Always Use a Lightweight Mutex

In multithreaded programming, we often speak of locks (also known as mutexes). But a lock is only a concept. To actually use that concept, you need an implementation. As it turns out, there are many ways to implement a lock, and those implementations vary wildly in performance.

The Windows SDK provides two lock implementations for C/C++: the Mutex and the Critical Section. (As Ned Batchelder points out, Critical Section is probably not the best name to give to the lock itself, but we’ll forgive that here.)

The Windows Critical Section is what we call a lightweight mutex. It’s optimized for the case when there are no other threads competing for the lock. To demonstrate using a simple example, here’s a single thread which locks and unlocks a Windows Mutex exactly one million times.

HANDLE mutex = CreateMutex(NULL, FALSE, NULL);
for (int i = 0; i < 1000000; i++)
{
    WaitForSingleObject(mutex, INFINITE);
    ReleaseMutex(mutex);
}
CloseHandle(mutex);

Here’s the same experiment using a Windows Critical Section.

CRITICAL_SECTION critSec;
InitializeCriticalSection(&critSec);
for (int i = 0; i < 1000000; i++)
{
    EnterCriticalSection(&critSec);
    LeaveCriticalSection(&critSec);
}    
DeleteCriticalSection(&critSec);

If you insert some timing code around the inner loop, and divide the result by one million, you’ll find the average time required for a pair of lock/unlock operations in both cases. I did that, and ran the experiment on two different processors. The results:

The Critical Section is 25 times faster. As Larry Osterman explains, the Windows Mutex enters the kernel every time you use it, while the Critical Section does not. The tradeoff is that you can’t share a Critical Section between processes. But who cares? Most of the time, you just want to protect some data within a single process. (It is actually possible to share a lightweight mutex between processes - just not using a Critical Section. See Roll Your Own Lightweight Mutex for example.)

Now, suppose you have a thread which acquires a Critical Section 100000 times per second, and there are no other threads competing for the lock. Based on the above figures, you can expect to pay between 0.2% and 0.6% in lock overhead. Not too bad! At lower frequencies, the overhead becomes negligible.

Other Platforms

In MacOS 10.6.6, a lock implementation is provided using the POSIX Threads API. It’s a lightweight mutex which doesn’t enter the kernel unless there’s contention. A pair of uncontended calls to pthread_mutex_lock and pthread_mutex_unlock takes about 92 ns on my 1.86 GHz Core 2 Duo. Interestingly, it detects when there’s only one thread running, and in that case switches to a trivial codepath taking only 38 ns.

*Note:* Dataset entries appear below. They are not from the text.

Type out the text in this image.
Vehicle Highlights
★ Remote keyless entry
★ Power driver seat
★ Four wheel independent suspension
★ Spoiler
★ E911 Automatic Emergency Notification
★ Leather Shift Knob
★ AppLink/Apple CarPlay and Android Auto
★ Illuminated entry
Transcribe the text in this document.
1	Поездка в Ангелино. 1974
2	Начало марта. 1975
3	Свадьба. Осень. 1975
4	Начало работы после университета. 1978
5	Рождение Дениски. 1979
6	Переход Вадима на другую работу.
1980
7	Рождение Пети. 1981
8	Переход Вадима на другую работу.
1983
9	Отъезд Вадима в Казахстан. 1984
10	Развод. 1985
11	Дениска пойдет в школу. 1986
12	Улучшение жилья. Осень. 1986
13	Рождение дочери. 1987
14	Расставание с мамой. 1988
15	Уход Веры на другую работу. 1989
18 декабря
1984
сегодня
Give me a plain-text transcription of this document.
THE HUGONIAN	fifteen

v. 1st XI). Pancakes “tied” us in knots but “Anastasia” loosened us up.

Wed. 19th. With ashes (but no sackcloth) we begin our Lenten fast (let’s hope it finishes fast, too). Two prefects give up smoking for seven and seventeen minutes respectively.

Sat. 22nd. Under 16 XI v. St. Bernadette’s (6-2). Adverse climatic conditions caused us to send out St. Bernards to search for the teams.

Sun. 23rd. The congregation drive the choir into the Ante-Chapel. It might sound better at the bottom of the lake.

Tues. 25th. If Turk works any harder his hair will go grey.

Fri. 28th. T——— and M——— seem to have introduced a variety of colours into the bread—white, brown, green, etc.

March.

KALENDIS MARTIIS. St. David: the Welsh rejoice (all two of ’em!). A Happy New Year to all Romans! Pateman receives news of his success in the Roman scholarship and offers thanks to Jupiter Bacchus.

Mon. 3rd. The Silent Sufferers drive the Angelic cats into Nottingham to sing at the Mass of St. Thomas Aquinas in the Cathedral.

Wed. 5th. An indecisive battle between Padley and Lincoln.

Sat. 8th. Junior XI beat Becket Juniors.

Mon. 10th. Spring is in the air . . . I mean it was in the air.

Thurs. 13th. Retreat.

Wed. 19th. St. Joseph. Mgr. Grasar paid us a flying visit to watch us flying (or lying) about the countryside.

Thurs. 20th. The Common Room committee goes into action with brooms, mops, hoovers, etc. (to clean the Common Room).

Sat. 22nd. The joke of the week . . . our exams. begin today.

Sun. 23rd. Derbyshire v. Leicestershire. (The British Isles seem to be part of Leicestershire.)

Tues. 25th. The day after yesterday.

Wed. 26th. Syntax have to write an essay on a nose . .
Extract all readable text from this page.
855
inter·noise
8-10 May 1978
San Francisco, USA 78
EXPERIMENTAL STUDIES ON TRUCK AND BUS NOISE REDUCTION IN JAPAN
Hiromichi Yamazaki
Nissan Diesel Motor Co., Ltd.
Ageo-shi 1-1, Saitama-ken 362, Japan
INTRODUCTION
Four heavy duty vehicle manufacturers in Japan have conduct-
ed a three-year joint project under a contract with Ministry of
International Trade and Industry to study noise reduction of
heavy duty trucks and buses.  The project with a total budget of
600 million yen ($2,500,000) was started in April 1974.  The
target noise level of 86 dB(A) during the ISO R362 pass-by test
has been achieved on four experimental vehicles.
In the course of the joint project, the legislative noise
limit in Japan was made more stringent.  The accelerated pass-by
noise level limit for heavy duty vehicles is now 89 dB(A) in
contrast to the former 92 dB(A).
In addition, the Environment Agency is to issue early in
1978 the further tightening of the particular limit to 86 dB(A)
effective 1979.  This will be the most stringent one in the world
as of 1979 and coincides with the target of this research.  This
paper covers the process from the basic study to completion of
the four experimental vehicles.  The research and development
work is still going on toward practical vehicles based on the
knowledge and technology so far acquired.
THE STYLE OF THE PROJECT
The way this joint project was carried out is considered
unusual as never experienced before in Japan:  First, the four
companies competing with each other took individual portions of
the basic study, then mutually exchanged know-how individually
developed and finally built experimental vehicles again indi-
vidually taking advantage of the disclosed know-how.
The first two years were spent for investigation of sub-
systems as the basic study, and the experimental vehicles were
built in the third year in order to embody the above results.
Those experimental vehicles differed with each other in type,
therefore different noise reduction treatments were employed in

MacOS also offers NSLock, an Objective-C class, but this is really just a wrapper around the aforementioned POSIX mutex. Because each operation must wind its way through objc_msgSend, the overhead is a little higher: 155 ns on my Core 2 Duo, or 98 ns if there’s only a single thread.

Naturally, Ubuntu 11.10 provides a lock implementation using the POSIX Threads API as well. It’s another lightweight mutex, based on a Linux-specific construct known as a futex. A pair of pthread_mutex_lock/pthread_mutex_unlock calls takes about 66 ns on my Core 2 Duo. You can even share this implementation between processes, but I didn’t test that.

Even the Playstation 3 SDK offers a choice between a lightweight mutex and a heavy one. Back in 2007, early in the development of a Playstation 3 game I worked on, we were using the heavy mutex. Switching to the lightweight mutex made the game start 17 seconds faster! For me, that’s when the difference really hit home.

In my previous post, I argued against the misconception that locks are slow and provided some data to support the argument. At this point, it should be clear that if you aren’t using a lightweight mutex, the entire argument goes out the window. I’m fairly sure that the existence of heavy lock implementations has only added to this misconception over the years.

Some of you old-timers may point out ancient platforms where a heavy lock was the only implementation available, or when a semaphore had to be used for the job. But it seems all modern platforms offer a lightweight mutex. And even if they didn’t, you could write your own lightweight mutex at the application level, even sharing it between processes, provided you’re willing to live with certain caveats. You’ll find one example in my followup post, Roll Your Own Lightweight Mutex.